Parking, street lighting and marketing are the primary needs of Fifth Avenue South to rake in more retail income in the future.
“I would like to see a campaign where (Fifth Avenue South) identifies (itself) as a brand (by) highlighting specialty retailers and restaurants,” Gibbs said Monday during a presentation of his market research to Naples City Council members.
The consultant found Fifth Avenue South to be one the best shopping districts in the nation, but said the marketing potential is artificially suppressed for non-market reasons.
“There’s very few cities in the country that have (Naples’) demographics, market, weather and charm,” Gibbs said. “We design a lot of lifestyle centers like Mercato, that’s one thing that we do, and we can’t duplicate Fifth Avenue.”
By developing a successful marketing campaign, which would create consumer awareness of stores, restaurants, sales and special events that might interest them, Fifth Avenue South could level the playing field with competitors.
During his research, Gibbs found that the epicenter of commercial retail is shifting north in Southwest Florida.
“You have some of the strongest competition in the United States, (and) it’s going to get stronger,” Gibbs said. “You no longer have an exclusive and captive market.
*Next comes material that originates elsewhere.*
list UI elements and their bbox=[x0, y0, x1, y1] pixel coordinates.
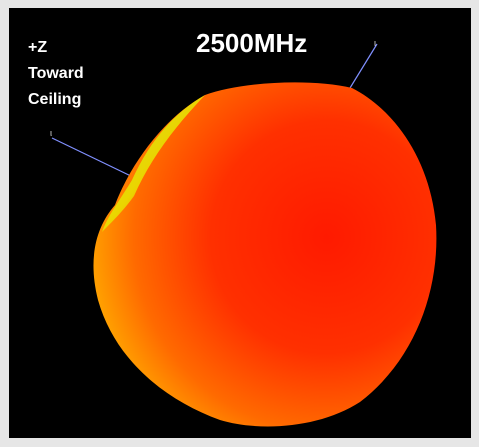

Your shoppers are now getting intercepted on their way here to other destinations.”
He cited newer shopping centers in Southwest Florida such as The Mercato in North Naples and Gulf Coast Town Center and Coconut Point in south Lee County as examples of the competition that is keeping consumers from shopping downtown.
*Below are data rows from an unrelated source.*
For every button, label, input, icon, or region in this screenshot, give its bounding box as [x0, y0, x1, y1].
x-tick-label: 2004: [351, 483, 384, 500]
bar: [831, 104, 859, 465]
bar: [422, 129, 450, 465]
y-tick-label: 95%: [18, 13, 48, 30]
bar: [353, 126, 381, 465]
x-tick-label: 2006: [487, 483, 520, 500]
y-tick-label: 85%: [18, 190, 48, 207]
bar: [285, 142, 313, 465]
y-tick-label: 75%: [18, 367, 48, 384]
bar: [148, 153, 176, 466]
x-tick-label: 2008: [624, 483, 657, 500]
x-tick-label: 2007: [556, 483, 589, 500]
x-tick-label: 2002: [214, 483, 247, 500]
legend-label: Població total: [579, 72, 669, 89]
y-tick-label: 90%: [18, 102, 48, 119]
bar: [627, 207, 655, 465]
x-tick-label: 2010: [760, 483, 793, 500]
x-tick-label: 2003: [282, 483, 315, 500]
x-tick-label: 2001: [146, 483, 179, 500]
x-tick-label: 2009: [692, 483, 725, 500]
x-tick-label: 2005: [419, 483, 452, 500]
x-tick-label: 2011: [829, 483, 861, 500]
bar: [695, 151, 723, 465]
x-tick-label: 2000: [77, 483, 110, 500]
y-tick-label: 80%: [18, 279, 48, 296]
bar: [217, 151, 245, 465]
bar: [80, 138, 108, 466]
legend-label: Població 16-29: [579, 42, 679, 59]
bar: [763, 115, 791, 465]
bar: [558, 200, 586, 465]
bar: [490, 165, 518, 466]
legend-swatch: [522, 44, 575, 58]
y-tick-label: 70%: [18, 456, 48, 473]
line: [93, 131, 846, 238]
Gibbs also mentioned that the strip centers along Airport-Pulling Road were a main hub for consumers in the city and that The Waterside Shops also lures some potential consumers.
Parking poses an issue because all spots on Fifth Avenue South are usually filled by 10 a.m., and today’s increasingly time-pressed shoppers are forced to park farther away in the parking garages and on side streets.
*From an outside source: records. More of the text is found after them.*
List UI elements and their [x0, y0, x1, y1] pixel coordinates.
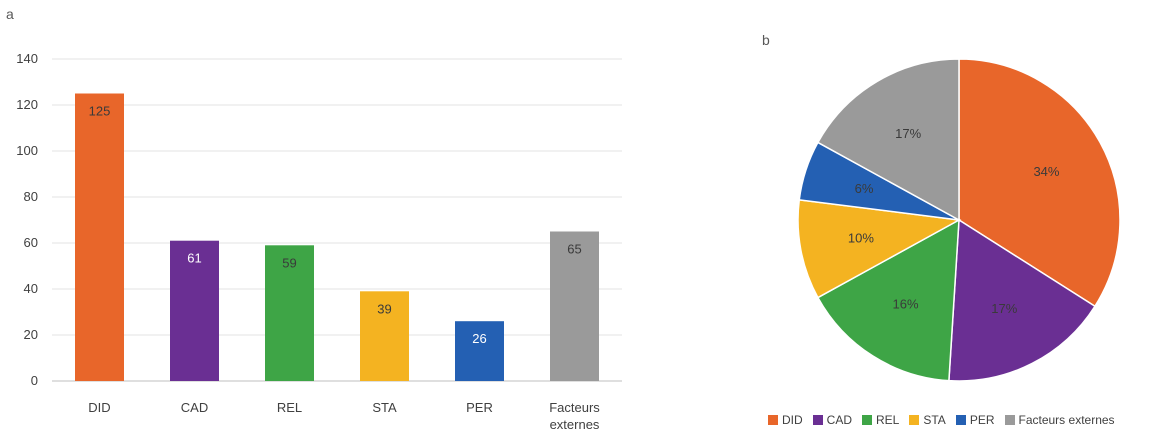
legend-swatch [862, 415, 873, 425]
bar-data-label: 61 [187, 251, 201, 266]
legend-swatch [955, 415, 966, 425]
pie-slice-rel [816, 218, 960, 382]
pie-data-label: 17% [895, 126, 921, 141]
bar-per [455, 321, 504, 381]
y-tick-label: 140 [16, 51, 38, 66]
bar-data-label: 26 [472, 331, 486, 346]
x-category-label: STA [372, 400, 397, 415]
pie-slice-did [958, 58, 1121, 308]
pie-data-label: 10% [848, 231, 874, 246]
legend-item: CAD [812, 413, 853, 427]
bar-data-label: 65 [567, 242, 581, 257]
legend-swatch [768, 415, 778, 425]
y-tick-label: 120 [16, 97, 38, 112]
legend-label: DID [782, 413, 803, 427]
x-category-label: Facteurs [549, 400, 600, 415]
legend-label: REL [876, 413, 900, 427]
panel-label-b: b [762, 32, 770, 48]
y-tick-label: 80 [24, 189, 38, 204]
bar-data-label: 125 [89, 104, 111, 119]
pie-data-label: 6% [855, 181, 874, 196]
pie-slice-facteurs-externes [816, 58, 960, 222]
bar-facteurs-externes [550, 231, 599, 381]
legend-label: STA [923, 413, 946, 427]
legend-item: REL [862, 413, 899, 427]
legend-swatch [812, 415, 823, 425]
legend-item: STA [909, 413, 946, 427]
pie-slice-sta [797, 198, 962, 299]
pie-slice-cad [948, 218, 1096, 382]
bar-cad [170, 240, 219, 381]
bar-sta [360, 291, 409, 381]
x-category-label: PER [466, 400, 493, 415]
bar-rel [265, 245, 314, 381]
x-category-label: CAD [181, 400, 208, 415]
legend-swatch [1004, 415, 1015, 425]
x-category-label: REL [277, 400, 302, 415]
legend-item: Facteurs externes [1004, 413, 1115, 427]
panel-label-a: a [6, 6, 14, 22]
pie-data-label: 34% [1033, 164, 1059, 179]
y-tick-label: 0 [31, 373, 38, 388]
x-category-label: DID [88, 400, 110, 415]
pie-data-label: 17% [991, 301, 1017, 316]
legend-label: Facteurs externes [1018, 413, 1115, 427]
y-tick-label: 60 [24, 235, 38, 250]
legend-label: CAD [826, 413, 853, 427]
pie-data-label: 16% [892, 296, 918, 311]
legend-item: DID [768, 413, 803, 427]
bar-did [75, 93, 124, 381]
pie-legend: DID CAD REL STA PER Facteurs externes [768, 413, 1115, 427]
bar-data-label: 59 [282, 255, 296, 270]
y-tick-label: 40 [24, 281, 38, 296]
y-tick-label: 20 [24, 327, 38, 342]
legend-item: PER [955, 413, 995, 427]
x-category-label: externes [550, 417, 600, 430]
legend-label: PER [969, 413, 995, 427]
bar-data-label: 39 [377, 301, 391, 316]
legend-swatch [909, 415, 920, 425]
y-tick-label: 100 [16, 143, 38, 158]
bar-chart: 0 20 40 60 80 100 120 140 125 DID 61 CAD 59 REL 39 STA 2… [16, 51, 622, 430]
Today’s average shopper, who is a busy woman willing to pay for the luxury of time, spends more in 10 minutes than her mother did in two hours.
“I don’t know who they are, but they are likely not shoppers and diners,” Gibbs said of the people taking up parking spaces on Fifth Avenue South. “This is important because we estimate that every on-street parking stall translates to about $200,000 a year in sales per stall.”
To create more parking space turnover, Gibbs suggested experimenting with parking meters and or time limits for on-street parking during tourist season.
Creating greater parking space turnover and increasing the lighting on the street were two main ideas that Gibbs believes will instantly help the street recapture some of the $57 million in retail sales going elsewhere.
Gibbs also found that the majority of shoppers do their shopping after dark, and said some research has proven that good lighting can improve sales in shopping districts by 15 to 20 percent.
“Your peak months are when it’s the most dark,” Gibbs said of the winter months. “Most shopping, 70 percent of shopping last year occurred after 5 at night, so the sweet spot of shopping is when it’s the darkest.”
Even though there are many different property owners on Fifth Avenue South, Gibbs said the street would benefit from a merchandising strategy: “Ideally we would like to see the west zone (of the street) be focused on purpose-driven destinations, businesses geared toward neighborhood goods and services (such as restaurants, art galleries and smaller apparel stores.”
Gibbs also suggested bringing in national retail chains.
“I think you should bring in the brands people are used to shopping at,” Gibbs said. “It should not dominate the street. Fifth Avenue has some great independent retailers, and it should remain a predominately independent retailer” occupied street.
Improving the visibility of Fifth Avenue South’s street sign and increasing the amount of outdoor dining and entertainment were two other areas in which he said the street could improve itself and attract more consumers.
Gibbs recommended that the business owners create an improvement district, or a self-funded authority that allows business and property owners to spend more on advertising and marketing.
He also suggested strategically placing a few anchor stores, or extremely popular retail stores, at the intersection of U.S. 41-Fifth Avenue South and the center of Fifth.
Pop-up stores, or temporary stores that go into underutilized space, could occupy vacant spaces during season. Improving landscaping also would attract more shoppers and diners.
“You’re going to have to change to keep what you have,” Gibbs said.
The average consumer is usually willing to walk 1,000 feet, so many people never travel the full length of the 0.6-mile street.
Aside from pointing out all the areas in which Fifth Avenue can improve itself, Gibbs emphasized the fact that Old Naples has a lot of potential.
“Old Naples is considered one of the top five cities for quality of life in the country,” Gibbs said.